As up and coming technologies make headlines on what seems like an hourly basis, it's easy to fall into the habit of thinking, "I'll believe it when I see it." But when a majority of communication service providers (CSPs) agree on the usefulness and applicability of an emerging technology early on, it's a good bet that technology deserves a second look.
Service providers from a variety of backgrounds had a chance to discuss numerous technologies in the latest report generated from Heavy Reading's Thought Leadership Council (TLC), Emerging Technology Focus Group: CSPs See Big Promise in Machine Learning. Of the 16 CSPs that participated in the report, 80% already are actively exploring ways to apply machine learning, which enables computers to learn automatically without human intervention and to adjust actions accordingly.
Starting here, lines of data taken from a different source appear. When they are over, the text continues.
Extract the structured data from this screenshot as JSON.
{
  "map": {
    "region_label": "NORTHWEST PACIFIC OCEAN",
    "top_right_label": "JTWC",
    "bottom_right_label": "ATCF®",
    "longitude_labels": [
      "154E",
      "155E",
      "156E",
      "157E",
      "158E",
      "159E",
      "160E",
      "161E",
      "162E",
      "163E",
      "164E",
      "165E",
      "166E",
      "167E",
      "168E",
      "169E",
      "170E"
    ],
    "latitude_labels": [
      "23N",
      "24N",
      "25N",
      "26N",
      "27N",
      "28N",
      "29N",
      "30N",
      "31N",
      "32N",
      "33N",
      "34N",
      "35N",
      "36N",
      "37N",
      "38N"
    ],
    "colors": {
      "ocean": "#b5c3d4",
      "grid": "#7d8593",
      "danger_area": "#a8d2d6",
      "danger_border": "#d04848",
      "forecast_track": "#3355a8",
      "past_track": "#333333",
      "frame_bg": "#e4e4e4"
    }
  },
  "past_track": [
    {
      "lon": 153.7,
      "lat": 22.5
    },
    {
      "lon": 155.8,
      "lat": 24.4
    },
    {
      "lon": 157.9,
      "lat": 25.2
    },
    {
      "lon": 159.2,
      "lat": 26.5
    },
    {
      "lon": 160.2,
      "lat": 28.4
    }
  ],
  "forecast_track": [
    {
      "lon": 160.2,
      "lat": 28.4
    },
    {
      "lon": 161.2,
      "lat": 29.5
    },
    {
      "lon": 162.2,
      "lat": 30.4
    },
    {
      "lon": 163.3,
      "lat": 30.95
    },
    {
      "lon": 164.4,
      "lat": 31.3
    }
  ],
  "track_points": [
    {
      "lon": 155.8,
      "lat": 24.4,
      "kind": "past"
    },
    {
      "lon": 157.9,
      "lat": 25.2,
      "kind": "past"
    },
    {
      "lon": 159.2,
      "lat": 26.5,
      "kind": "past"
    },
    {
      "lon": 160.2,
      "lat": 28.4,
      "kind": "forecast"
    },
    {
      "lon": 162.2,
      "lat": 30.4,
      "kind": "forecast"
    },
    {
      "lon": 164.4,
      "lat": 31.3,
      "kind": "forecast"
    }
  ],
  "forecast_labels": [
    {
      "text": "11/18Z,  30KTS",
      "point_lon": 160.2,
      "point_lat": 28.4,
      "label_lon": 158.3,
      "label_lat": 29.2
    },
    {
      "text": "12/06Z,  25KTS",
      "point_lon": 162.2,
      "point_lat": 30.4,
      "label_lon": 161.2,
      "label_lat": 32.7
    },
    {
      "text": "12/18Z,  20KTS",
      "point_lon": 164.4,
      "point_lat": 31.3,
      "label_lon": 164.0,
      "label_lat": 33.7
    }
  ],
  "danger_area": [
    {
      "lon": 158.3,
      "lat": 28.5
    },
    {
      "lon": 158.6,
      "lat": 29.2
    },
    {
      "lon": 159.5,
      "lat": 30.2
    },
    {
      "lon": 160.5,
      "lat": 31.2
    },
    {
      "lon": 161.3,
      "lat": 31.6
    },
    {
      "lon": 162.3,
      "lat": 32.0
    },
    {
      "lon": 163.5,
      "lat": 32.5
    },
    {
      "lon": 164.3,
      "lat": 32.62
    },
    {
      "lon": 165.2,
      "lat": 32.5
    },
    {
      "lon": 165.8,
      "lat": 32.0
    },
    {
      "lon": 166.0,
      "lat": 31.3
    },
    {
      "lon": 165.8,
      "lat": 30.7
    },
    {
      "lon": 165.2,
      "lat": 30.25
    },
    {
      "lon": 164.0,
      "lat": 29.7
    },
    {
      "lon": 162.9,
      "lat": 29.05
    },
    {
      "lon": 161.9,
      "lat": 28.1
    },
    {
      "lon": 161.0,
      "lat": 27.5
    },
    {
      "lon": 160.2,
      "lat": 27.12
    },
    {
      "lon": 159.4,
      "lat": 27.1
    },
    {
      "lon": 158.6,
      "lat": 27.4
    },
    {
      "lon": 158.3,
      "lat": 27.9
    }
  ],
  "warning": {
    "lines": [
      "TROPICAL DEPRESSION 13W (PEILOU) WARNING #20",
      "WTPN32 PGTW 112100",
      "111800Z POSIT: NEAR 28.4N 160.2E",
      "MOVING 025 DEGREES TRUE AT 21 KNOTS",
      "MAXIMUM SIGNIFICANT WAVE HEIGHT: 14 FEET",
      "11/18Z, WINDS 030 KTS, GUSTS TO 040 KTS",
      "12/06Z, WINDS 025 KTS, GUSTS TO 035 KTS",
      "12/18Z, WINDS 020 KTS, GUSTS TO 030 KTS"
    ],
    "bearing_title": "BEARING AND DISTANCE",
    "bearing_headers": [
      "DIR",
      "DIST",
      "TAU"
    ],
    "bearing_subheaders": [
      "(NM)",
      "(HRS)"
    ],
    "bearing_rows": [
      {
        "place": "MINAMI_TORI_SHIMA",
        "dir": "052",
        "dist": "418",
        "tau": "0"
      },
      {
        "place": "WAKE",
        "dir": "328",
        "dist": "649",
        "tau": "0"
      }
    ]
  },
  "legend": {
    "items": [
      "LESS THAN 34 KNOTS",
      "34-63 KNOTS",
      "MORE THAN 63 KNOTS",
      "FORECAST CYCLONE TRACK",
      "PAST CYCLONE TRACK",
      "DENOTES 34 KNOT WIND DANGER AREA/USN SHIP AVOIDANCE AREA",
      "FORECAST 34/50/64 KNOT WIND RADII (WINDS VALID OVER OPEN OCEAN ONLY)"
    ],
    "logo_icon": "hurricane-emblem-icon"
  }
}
This is the third report generated from the Thought Leadership Council (TLC), which is made up of service providers that are actively involved planning and building new networks and services. TLC members participate in a Q&A forum that's anonymous so they can openly discuss the behind-the-scenes realities of what's happening at the service provider level.
More than a third of TLC members already are actively exploring deep learning, in which artificial neural networks imitate the working of the human brain to process data and create patterns for use in decision making. An equal number are also exploring robotics.
TLC members also have a strong interest in artificial intelligence (AI). Almost 70% of participating service providers already are looking at ways to use AI; one provider explains that its teams are working with vendors to add AI as a third-party offering now, with plans to eventually integrate it into existing offerings.
Service providers in the forum also discussed transformation strategies and associated technologies. While TLC members already are showing overwhelming adoption of DevOps models, about 60% said that using microservices is something that either hasn't been decided or hasn't been thoroughly discussed at this point.